Abstract While immune checkpoint inhibitors have changed the treatment paradigm for non–small cell lung cancer (NSCLC), not all patients have experienced their benefits. Hence, there is a pressing need to explore novel immune checkpoint inhibitors. Neuropilin-1 (Nrp-1) represents a distinct immune checkpoint capable of exerting antitumor effects through CD8+ T cells. It also serves as a T-cell memory checkpoint that regulates long-term antitumor immunity. However, its role in NSCLC remains unclear. In this study, we aimed to elucidate the increased expression of Nrp-1 on tumor-infiltrating lymphocytes CD8+ T cells within tumor tissues from patients with lung adenocarcinoma. We screened and constructed of high affinity full-length anti-Nrp-1 IgG1 antibody from a constructed high-capaci4ty fully human single chain fragment variable (scFv) phage library.

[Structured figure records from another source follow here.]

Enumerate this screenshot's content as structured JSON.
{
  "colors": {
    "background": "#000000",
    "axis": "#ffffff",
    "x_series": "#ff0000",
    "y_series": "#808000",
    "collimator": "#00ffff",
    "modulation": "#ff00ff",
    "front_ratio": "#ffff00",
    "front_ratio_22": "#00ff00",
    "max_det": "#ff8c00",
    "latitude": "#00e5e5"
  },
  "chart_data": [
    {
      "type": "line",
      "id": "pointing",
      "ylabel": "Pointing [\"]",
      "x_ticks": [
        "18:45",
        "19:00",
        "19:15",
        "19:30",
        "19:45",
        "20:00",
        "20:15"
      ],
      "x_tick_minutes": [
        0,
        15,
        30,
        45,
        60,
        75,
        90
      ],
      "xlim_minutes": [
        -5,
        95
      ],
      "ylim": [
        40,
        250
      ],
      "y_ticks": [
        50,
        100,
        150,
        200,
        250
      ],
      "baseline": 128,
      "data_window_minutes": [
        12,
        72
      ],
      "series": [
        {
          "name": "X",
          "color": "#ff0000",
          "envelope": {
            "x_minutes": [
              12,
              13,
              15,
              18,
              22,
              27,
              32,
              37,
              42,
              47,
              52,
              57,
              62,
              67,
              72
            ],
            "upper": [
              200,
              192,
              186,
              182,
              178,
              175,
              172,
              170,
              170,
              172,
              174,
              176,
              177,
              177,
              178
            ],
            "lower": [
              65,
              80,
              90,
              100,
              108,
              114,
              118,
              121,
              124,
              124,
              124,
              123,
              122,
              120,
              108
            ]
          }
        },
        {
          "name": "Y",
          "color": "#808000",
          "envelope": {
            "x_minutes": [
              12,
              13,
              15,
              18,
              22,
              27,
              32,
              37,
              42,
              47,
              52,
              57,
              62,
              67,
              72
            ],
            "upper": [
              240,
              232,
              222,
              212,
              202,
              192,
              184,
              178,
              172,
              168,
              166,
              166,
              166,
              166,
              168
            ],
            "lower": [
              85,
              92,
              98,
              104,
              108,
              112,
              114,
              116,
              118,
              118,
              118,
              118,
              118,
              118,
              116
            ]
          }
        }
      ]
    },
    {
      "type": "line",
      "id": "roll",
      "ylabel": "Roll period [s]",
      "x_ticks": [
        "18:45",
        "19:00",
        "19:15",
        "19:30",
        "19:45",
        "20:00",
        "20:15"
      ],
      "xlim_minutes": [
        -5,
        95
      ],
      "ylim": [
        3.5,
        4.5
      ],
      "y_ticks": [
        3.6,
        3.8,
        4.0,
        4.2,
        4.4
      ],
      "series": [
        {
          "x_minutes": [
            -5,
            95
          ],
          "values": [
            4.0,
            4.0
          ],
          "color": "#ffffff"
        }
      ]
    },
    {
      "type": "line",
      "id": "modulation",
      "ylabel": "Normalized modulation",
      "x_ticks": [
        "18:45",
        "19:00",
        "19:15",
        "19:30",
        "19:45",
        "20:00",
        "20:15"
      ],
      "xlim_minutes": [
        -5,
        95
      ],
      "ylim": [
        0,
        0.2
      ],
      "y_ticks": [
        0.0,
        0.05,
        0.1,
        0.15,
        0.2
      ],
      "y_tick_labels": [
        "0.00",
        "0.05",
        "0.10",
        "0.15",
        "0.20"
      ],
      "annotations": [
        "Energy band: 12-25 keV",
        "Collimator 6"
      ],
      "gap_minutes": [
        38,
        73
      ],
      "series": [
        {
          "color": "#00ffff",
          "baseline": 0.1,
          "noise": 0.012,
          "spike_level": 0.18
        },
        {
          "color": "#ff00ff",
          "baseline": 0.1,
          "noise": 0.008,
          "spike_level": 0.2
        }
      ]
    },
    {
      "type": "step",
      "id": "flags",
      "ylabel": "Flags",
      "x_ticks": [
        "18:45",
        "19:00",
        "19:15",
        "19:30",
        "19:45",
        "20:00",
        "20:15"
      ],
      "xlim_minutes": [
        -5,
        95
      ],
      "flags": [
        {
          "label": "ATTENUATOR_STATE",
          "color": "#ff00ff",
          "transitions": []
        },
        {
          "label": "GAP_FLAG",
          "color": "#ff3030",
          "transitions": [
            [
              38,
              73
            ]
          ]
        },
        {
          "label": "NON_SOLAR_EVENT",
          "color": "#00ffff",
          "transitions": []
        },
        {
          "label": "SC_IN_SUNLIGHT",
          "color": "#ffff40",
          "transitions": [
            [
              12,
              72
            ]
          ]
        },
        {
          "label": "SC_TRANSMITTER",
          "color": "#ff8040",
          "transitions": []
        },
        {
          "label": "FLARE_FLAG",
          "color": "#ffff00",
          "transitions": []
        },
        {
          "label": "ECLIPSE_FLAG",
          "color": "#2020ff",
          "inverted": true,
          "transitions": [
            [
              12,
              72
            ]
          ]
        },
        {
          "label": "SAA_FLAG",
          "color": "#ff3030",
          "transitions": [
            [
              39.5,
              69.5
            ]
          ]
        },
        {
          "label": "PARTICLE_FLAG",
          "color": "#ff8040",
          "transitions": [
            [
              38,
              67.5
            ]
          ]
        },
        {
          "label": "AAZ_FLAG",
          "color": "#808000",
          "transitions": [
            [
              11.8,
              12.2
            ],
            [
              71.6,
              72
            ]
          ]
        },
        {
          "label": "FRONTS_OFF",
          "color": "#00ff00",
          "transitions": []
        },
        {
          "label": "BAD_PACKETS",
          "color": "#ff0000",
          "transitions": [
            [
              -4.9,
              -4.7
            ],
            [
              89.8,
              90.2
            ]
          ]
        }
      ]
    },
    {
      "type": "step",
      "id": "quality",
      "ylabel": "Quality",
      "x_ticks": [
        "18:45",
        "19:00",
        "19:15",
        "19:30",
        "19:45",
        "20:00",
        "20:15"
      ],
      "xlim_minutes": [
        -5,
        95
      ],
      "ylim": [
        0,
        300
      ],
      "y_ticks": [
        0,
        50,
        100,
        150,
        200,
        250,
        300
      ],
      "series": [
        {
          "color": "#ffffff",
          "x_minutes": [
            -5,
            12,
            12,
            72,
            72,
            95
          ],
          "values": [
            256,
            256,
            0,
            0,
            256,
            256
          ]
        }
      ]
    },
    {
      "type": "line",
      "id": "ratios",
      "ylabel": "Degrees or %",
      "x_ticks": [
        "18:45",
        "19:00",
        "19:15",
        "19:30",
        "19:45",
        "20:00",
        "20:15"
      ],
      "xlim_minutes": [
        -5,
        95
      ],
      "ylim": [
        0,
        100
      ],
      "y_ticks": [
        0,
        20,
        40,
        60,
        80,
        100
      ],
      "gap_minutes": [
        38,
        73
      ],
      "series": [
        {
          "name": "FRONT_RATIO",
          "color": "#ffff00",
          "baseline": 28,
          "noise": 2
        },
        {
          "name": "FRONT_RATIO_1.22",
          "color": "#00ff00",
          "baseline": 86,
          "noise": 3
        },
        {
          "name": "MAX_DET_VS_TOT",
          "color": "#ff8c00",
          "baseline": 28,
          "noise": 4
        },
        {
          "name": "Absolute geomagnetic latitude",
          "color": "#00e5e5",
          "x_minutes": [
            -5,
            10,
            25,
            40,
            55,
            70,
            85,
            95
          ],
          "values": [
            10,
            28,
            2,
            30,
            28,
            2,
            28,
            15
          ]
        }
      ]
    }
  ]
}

This novel anti-Nrp-1 IgG1 antibody demonstrated the ability to restore depleted CD8+ T cells in malignant pleural fluid in vitro. Furthermore, it exhibited the capacity to kill target cells through peripheral blood mononuclear cells(PBMCs). Importantly, treatment with the anti-Nrp-1 antibody led to a significant reduction in tumor volume in an immune-systemic humanized mouse model of lung cancer. These findings collectively suggest the promising potential of 53-IgG1 as an effective Nrp-1-targeting agent in the immunotherapy of NSCLC.